Croyez bien, ma très chère amie, que vous avez été
une des premières personnes à qui j'ai pensé, ainsi
que mon mari, pour envoyer cet ouvrage qui a très bien réussi,
et qui, véritablement, est le plus bel ouvrage qui soit sorti
des presses françaises. Il n'y en aura aucun exemplaire de vendu.

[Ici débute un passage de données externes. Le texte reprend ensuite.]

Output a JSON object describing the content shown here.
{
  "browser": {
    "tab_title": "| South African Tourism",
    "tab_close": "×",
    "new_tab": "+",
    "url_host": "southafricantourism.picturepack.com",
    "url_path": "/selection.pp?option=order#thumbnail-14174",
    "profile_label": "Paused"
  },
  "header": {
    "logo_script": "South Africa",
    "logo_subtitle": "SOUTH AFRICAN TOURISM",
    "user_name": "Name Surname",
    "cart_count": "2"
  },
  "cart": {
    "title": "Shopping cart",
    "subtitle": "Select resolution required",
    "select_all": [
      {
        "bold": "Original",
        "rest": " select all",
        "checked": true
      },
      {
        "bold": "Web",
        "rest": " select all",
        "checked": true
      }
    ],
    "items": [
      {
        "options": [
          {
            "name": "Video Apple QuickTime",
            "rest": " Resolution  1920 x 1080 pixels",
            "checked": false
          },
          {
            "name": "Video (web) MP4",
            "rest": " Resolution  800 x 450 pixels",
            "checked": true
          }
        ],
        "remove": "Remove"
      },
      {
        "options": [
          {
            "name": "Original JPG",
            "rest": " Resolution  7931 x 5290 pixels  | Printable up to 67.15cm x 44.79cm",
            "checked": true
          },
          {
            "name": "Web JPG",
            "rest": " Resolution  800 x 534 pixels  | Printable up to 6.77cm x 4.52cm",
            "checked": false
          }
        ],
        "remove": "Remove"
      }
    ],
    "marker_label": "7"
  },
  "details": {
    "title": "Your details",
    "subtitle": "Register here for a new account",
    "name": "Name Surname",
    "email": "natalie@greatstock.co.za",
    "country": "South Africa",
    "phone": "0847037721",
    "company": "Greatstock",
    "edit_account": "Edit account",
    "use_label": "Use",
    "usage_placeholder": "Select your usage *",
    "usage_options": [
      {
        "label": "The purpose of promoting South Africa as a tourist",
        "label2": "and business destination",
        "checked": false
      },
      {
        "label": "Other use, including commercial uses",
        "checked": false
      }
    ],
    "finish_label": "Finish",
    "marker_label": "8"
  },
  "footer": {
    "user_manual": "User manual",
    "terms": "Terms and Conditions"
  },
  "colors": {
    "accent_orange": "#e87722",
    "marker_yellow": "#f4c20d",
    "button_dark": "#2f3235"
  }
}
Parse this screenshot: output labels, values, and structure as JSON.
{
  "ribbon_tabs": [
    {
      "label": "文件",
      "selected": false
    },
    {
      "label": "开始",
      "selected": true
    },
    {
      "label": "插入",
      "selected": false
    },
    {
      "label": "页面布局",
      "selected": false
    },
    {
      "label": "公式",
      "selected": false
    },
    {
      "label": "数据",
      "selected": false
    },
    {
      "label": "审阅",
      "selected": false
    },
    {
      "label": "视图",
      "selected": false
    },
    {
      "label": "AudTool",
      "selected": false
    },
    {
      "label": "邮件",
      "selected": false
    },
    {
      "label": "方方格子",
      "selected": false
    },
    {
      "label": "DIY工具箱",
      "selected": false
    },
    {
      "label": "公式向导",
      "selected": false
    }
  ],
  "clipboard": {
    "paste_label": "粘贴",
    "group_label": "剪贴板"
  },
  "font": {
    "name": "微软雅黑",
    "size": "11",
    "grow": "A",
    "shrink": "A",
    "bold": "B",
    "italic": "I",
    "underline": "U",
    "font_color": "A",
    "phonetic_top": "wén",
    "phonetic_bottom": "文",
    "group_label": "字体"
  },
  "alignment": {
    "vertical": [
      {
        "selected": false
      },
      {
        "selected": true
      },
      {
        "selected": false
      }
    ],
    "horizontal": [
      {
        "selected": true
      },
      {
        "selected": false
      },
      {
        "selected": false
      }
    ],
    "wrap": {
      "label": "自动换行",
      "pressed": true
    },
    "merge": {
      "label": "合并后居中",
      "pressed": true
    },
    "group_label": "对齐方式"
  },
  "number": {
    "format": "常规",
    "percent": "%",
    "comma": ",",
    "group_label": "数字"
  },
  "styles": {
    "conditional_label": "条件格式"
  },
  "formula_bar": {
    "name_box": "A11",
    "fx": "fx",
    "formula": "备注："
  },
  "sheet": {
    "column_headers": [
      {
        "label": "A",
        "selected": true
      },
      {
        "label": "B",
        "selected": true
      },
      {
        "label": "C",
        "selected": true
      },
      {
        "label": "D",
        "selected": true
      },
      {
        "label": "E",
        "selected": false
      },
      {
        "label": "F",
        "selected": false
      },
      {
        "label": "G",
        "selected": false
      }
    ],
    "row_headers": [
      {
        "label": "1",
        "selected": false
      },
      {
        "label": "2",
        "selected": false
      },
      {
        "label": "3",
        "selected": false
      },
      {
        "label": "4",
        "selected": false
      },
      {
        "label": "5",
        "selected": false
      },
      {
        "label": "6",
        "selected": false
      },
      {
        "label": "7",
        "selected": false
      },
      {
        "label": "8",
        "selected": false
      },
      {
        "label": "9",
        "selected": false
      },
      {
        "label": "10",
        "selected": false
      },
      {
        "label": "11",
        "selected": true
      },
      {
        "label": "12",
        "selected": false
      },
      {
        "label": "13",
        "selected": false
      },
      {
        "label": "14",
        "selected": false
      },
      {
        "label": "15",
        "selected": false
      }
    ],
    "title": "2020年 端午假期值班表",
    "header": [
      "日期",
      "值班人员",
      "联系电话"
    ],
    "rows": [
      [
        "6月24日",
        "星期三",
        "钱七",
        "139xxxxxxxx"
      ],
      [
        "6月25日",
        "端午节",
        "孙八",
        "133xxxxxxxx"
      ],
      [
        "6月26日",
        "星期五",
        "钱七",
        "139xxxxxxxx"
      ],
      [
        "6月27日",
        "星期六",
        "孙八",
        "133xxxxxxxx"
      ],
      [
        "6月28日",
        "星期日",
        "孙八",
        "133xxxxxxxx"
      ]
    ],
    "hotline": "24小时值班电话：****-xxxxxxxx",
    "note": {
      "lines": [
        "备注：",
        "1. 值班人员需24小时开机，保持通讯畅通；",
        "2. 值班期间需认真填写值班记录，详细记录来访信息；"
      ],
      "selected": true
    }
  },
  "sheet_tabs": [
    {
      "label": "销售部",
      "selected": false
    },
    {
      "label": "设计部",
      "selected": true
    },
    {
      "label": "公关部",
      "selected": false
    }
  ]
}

C'est une espèce de monument que mon mari a voulu élever
à sa patrie et au poète qui a si bien célébré
les tems de la gloire portugaise. Il n'a fait tirer que deux cents exemplaires
(et, entre nous, cela lui coûte plus de 60.000 francs) il compte
en donner à toutes les bibliothèques et académies
des deux mondes, et en offrir à ses plus chers amis ou aux particuliers
qui auront de belles bibliothèques. A tous ces titres, vous deviez
avoir le premier exemplaire, et, grâces à ce Monsieur,
malgré tous mes soins, les voilà encore à Paris
: et Dieu çait combien ils y resteront ! Enfin je suis furieuse,
d'autant que j'espère que M Fabre sera content des gravures.
Je vous demande de lire le dernier paragraphe de l'avertissement et
la vie, qui est de mon mari ; avec l'italien, ce vous sera facile.
M de Souza en a
envoyé un exemplaire au roi et aux grandes bibliothèques
ici. Sa Majesté l'a accepté et fort admiré. Pendant
trois jours il l'a montré à tous les courtisans, avouant
que rien d'aussi beau n'étoit sorti des presses françaises.
Voilà, j'espère, un succès ! et d'autant plus flatteur
que MM les courtisans ne s'y attendoient pas.]
Après, ma
très chère amie, que vous aurez entendu toutes mes colères, je veux vous parler de Néné. Il s'est rendu
très populaire en Ecosse, et il compte y passer l'hiver, ce qui
sera très bien fait. Sa femme et lui me paraissent fort heureux.
Lord Keith n'annonce encore aucun retour vers sa fille, mais tous ses
parens et amis voyent et aiment les nouveaux mariés ; c'est déjà quelque chose. Adieu, ma très
chère amie. Croyez toujours à mon plus tendre attachement.
Revenez donc nous voir. Votre soeur (Mme d'Arberg) mène
une vie bien triste ici. M et Mme de Lobeau sont dans une terre en Belgique,
et l'on ne pense guère à rappeller ceux qui sont inscrits
sur cette seconde liste, qui a été faite bien légèrement
chez M de Talleyrand. certes, M de Lobeau, qui n'a rejoint Napoléon
qu'à Paris et après le départ du roi, n'est pas
plus coupable que cent mille autres, (Le général Lobau
avait été commandant de la première division militaire
et pair de France pendant les Cent jours ; il avait glorieusement résisté
à Waterloo avec 6000 hommes aux 30000 de Bulow, et avait été
fait prisonnier et emmené en Angleterre. C'étaient bien
des titres à être compris dans l'ordonnance du 24 juillet.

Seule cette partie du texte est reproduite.